The precise point at which non-damaging
temperature, touch, vibration becomes unpleasant is a matter of degree. The fact that the study specifies "non-damaging" should tell you something.
"From 10 weeks, nerve terminals become more numerous and extend towards the outer surface of the skin."
This is simply another way of saying nerve terminals continue becoming even more numerous after 6 weeks. Not less. We don't have the scientific tools needed to detect and precisely measure what happens earlier than six weeks, but we certainly know that from
at least six weeks onwards this sensory ability increases. 6 weeks, 7 weeks, 8 weeks, 9 weeks. It's not like everything remains static until you get to some magical 10 week milestone.
Functional, sensory nerve terminals are extant from at least as early as 6 weeks.
."The terminals closer to the surface are likely to be immature nociceptors, necessary for pain experience following tissue damage..."
Read that carefully. Those nerve terminals detected as early as six weeks and becoming more numerous over the 6, 7, 8, 9 to 10 week timeframe are
likely to be nociceptors - immature or otherwise.
Note the term pain experience. The way we verify pain sensation is by looking for fetal response to some given stimuli. And note that my claim was that the fetus responds to external stimuli- painful or otherwise, non-damaging or otherwise - from as early as six weeks.

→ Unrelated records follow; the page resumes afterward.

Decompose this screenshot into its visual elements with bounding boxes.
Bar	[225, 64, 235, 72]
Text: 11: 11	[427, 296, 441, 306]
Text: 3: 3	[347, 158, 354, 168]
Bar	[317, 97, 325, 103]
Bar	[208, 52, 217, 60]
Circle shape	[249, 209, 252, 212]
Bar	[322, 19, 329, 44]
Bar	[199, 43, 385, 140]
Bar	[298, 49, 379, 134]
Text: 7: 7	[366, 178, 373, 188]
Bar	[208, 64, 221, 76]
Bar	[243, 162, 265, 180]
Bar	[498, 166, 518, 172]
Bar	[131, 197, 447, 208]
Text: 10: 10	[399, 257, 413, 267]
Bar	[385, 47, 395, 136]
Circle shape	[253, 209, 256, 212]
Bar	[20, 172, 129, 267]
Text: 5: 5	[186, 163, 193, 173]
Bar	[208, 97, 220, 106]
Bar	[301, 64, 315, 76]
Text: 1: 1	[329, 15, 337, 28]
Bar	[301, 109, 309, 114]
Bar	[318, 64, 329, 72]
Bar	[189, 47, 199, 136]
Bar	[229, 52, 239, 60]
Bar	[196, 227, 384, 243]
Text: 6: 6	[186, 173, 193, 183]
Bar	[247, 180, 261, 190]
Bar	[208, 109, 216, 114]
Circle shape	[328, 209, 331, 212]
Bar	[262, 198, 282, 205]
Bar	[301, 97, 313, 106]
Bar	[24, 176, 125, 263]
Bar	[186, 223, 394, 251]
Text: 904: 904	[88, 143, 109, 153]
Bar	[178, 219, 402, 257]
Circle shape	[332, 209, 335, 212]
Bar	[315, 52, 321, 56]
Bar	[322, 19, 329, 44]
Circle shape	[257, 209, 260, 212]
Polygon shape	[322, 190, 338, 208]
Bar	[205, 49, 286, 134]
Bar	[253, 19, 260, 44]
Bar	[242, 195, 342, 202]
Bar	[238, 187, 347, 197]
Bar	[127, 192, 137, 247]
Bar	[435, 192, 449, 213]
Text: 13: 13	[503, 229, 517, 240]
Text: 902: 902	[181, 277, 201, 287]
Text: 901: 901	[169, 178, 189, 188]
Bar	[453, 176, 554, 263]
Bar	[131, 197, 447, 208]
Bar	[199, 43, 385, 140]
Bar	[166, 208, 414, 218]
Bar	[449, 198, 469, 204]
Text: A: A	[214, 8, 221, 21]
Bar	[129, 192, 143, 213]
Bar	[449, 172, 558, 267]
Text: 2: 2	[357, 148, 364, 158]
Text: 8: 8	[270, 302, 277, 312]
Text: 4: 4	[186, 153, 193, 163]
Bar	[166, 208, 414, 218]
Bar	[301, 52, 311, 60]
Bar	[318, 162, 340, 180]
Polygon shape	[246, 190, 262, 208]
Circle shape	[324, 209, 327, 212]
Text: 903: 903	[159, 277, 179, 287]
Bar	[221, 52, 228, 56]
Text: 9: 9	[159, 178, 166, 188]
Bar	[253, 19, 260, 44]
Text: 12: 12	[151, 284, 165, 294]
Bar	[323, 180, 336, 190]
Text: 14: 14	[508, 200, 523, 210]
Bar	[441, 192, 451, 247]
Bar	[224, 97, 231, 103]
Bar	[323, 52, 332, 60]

"but they [mature nociceptors] are not unequivocally present until 17 weeks."
Sure. So what?
This simply means that the case for fetal pain sensory capacity gets more and more undeniable as time goes by...6, 7, 8, 9, 10 weeks...11, 12, 13 14 weeks...
Unequivocally true. No semantics or disambiguation about
non-damaging touch,
unpleasant temperatures,
annoying vibration. No quibbling about whether an '
immature' nociceptor really is a nociceptor. From six weeks onwards, the case for fetal respose to external stimuli - painful or pleasant - becomes increasingly UNAMBIGUOUS.
"...In other mammals, newly formed fetal nociceptors are able to signal tissue damage but the intensity of their signals is weaker than in adults"
More verification that fetal pain signals are experienced - however weak or otherwise.
...science has provided evidence - empirical, repeatable, evidence - that unborn babies respond to external stimuli as early as 6 weeks from conception. The myth that embryos feel no pain has been falsified by science.